If you are unable to return to the dive centre that you purchased the PADI manual from, you can purchase a PIC only from Blue O Two, providing you sign the student liability form. Please contact a member of the sales team for more information on 01752 480808.
As a diver descends in the water column, the combination of increased pressure and consequent increased solubility of nitrogen in the body’s tissues causes an increase in the “on-gassing” of nitrogen. Air is made up of approximately 79% nitrogen, which on the surface, is easily cleared from the body. However, as the diver goes deeper, the pressure increases, increasing the partial pressure of nitrogen, and the “on-gassing” of nitrogen exceeds the body’s ability to clear the gas. The deeper the diver goes, the faster this process occurs. A diver with a “nitrogen burden”, upon surfacing may allow nitrogen inside the body to come out of saturation (similar to removing the lid from a shaken/pressurized cola can) causing bubble formation.
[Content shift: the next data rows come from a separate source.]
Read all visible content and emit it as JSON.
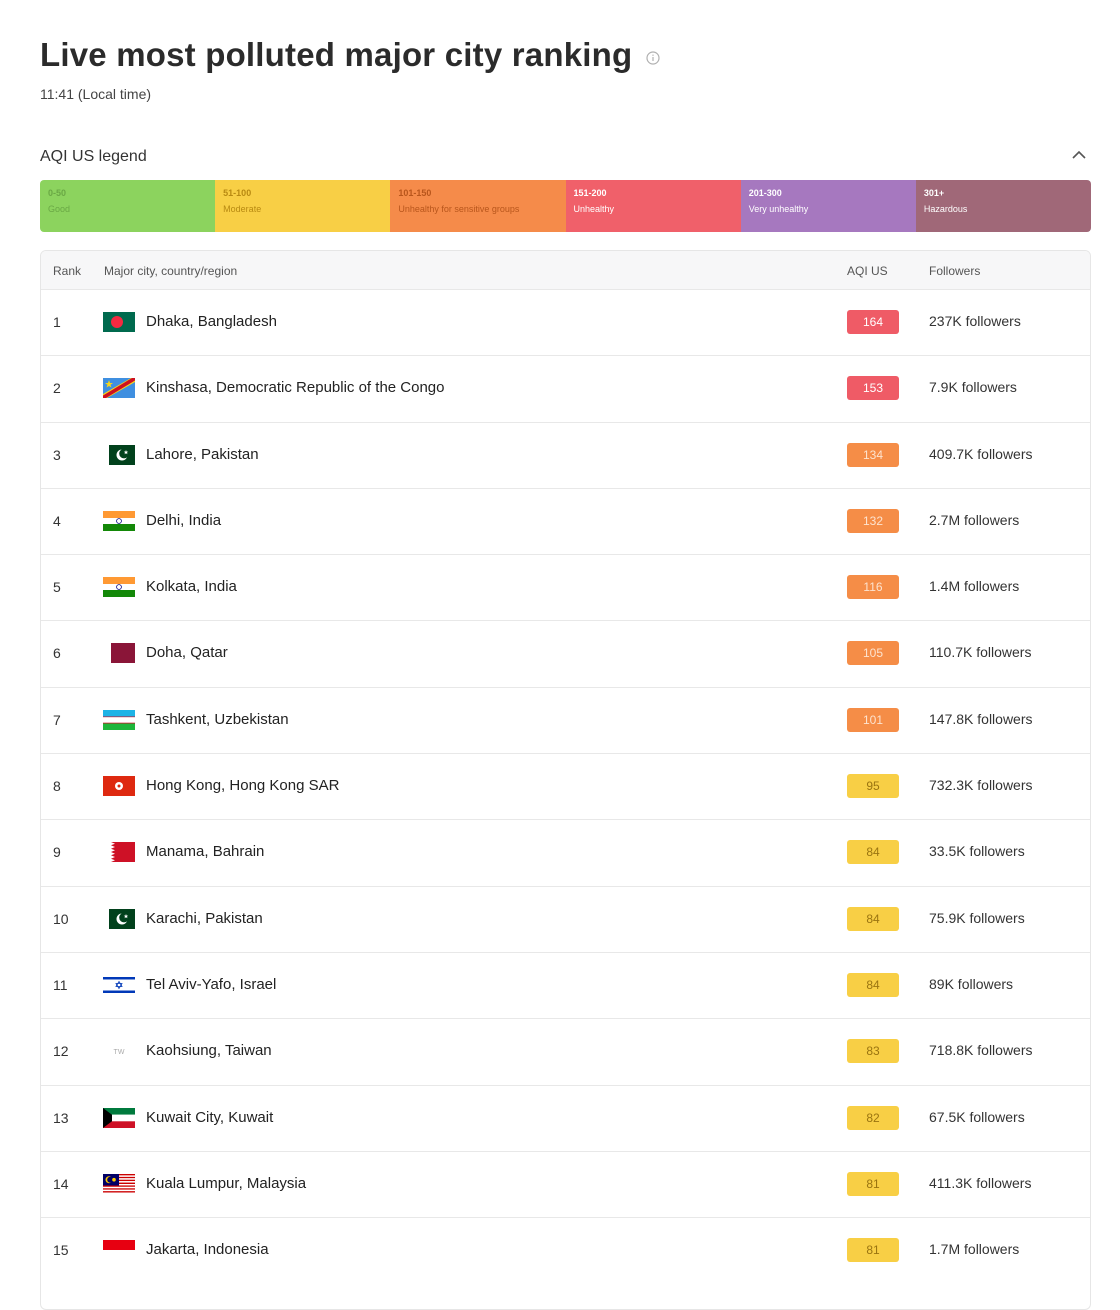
{
  "header": {
    "title": "Live most polluted major city ranking",
    "time": "11:41 (Local time)"
  },
  "legend": {
    "label": "AQI US legend",
    "segments": [
      {
        "range": "0-50",
        "label": "Good",
        "color": "#8cd35e",
        "text_color": "#6aa845"
      },
      {
        "range": "51-100",
        "label": "Moderate",
        "color": "#f8cf45",
        "text_color": "#b88a12"
      },
      {
        "range": "101-150",
        "label": "Unhealthy for sensitive groups",
        "color": "#f58b4a",
        "text_color": "#b8561c"
      },
      {
        "range": "151-200",
        "label": "Unhealthy",
        "color": "#f0606a",
        "text_color": "#ffffff"
      },
      {
        "range": "201-300",
        "label": "Very unhealthy",
        "color": "#a678bf",
        "text_color": "#ffffff"
      },
      {
        "range": "301+",
        "label": "Hazardous",
        "color": "#a06878",
        "text_color": "#ffffff"
      }
    ]
  },
  "table": {
    "headers": {
      "rank": "Rank",
      "city": "Major city, country/region",
      "aqi": "AQI US",
      "followers": "Followers"
    },
    "rows": [
      {
        "rank": "1",
        "city": "Dhaka, Bangladesh",
        "aqi": "164",
        "followers": "237K followers",
        "flag": "bangladesh-flag-icon",
        "level": "unhealthy"
      },
      {
        "rank": "2",
        "city": "Kinshasa, Democratic Republic of the Congo",
        "aqi": "153",
        "followers": "7.9K followers",
        "flag": "drc-flag-icon",
        "level": "unhealthy"
      },
      {
        "rank": "3",
        "city": "Lahore, Pakistan",
        "aqi": "134",
        "followers": "409.7K followers",
        "flag": "pakistan-flag-icon",
        "level": "sensitive"
      },
      {
        "rank": "4",
        "city": "Delhi, India",
        "aqi": "132",
        "followers": "2.7M followers",
        "flag": "india-flag-icon",
        "level": "sensitive"
      },
      {
        "rank": "5",
        "city": "Kolkata, India",
        "aqi": "116",
        "followers": "1.4M followers",
        "flag": "india-flag-icon",
        "level": "sensitive"
      },
      {
        "rank": "6",
        "city": "Doha, Qatar",
        "aqi": "105",
        "followers": "110.7K followers",
        "flag": "qatar-flag-icon",
        "level": "sensitive"
      },
      {
        "rank": "7",
        "city": "Tashkent, Uzbekistan",
        "aqi": "101",
        "followers": "147.8K followers",
        "flag": "uzbekistan-flag-icon",
        "level": "sensitive"
      },
      {
        "rank": "8",
        "city": "Hong Kong, Hong Kong SAR",
        "aqi": "95",
        "followers": "732.3K followers",
        "flag": "hongkong-flag-icon",
        "level": "moderate"
      },
      {
        "rank": "9",
        "city": "Manama, Bahrain",
        "aqi": "84",
        "followers": "33.5K followers",
        "flag": "bahrain-flag-icon",
        "level": "moderate"
      },
      {
        "rank": "10",
        "city": "Karachi, Pakistan",
        "aqi": "84",
        "followers": "75.9K followers",
        "flag": "pakistan-flag-icon",
        "level": "moderate"
      },
      {
        "rank": "11",
        "city": "Tel Aviv-Yafo, Israel",
        "aqi": "84",
        "followers": "89K followers",
        "flag": "israel-flag-icon",
        "level": "moderate"
      },
      {
        "rank": "12",
        "city": "Kaohsiung, Taiwan",
        "aqi": "83",
        "followers": "718.8K followers",
        "flag": "taiwan-flag-icon",
        "flag_text": "TW",
        "level": "moderate"
      },
      {
        "rank": "13",
        "city": "Kuwait City, Kuwait",
        "aqi": "82",
        "followers": "67.5K followers",
        "flag": "kuwait-flag-icon",
        "level": "moderate"
      },
      {
        "rank": "14",
        "city": "Kuala Lumpur, Malaysia",
        "aqi": "81",
        "followers": "411.3K followers",
        "flag": "malaysia-flag-icon",
        "level": "moderate"
      },
      {
        "rank": "15",
        "city": "Jakarta, Indonesia",
        "aqi": "81",
        "followers": "1.7M followers",
        "flag": "indonesia-flag-icon",
        "level": "moderate"
      }
    ]
  },
  "badge_colors": {
    "unhealthy": {
      "bg": "#ef5b66",
      "fg": "#ffffff"
    },
    "sensitive": {
      "bg": "#f58d47",
      "fg": "#fde3cf"
    },
    "moderate": {
      "bg": "#f8cf45",
      "fg": "#9a7410"
    }
  }
}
These bubbles may cause joint pain, sensory changes, limb weakness, and in severe cases paralysis and death, the symptoms being dependent upon location of bubble formation (joints, spinal nerves, spinal cord, etc.). This process is known as decompression sickness, or “the bends”. Onset of these symptoms generally occurs within 12 hours of surfacing from a dive (90% within 6 hours), however, a physician familiar with diving should be consulted anytime decompression sickness is a potential diagnosis.
Recreational divers breathe air, not oxygen. It’s filtered to remove impurities, but otherwise, it’s air like you’re breathing now.
Your ears hurt because water pressure pushes in on your ear drum. When you learn to scuba dive, you will be shown a simple technique to equalise your ears to the surrounding pressure; then you should feel no discomfort at all.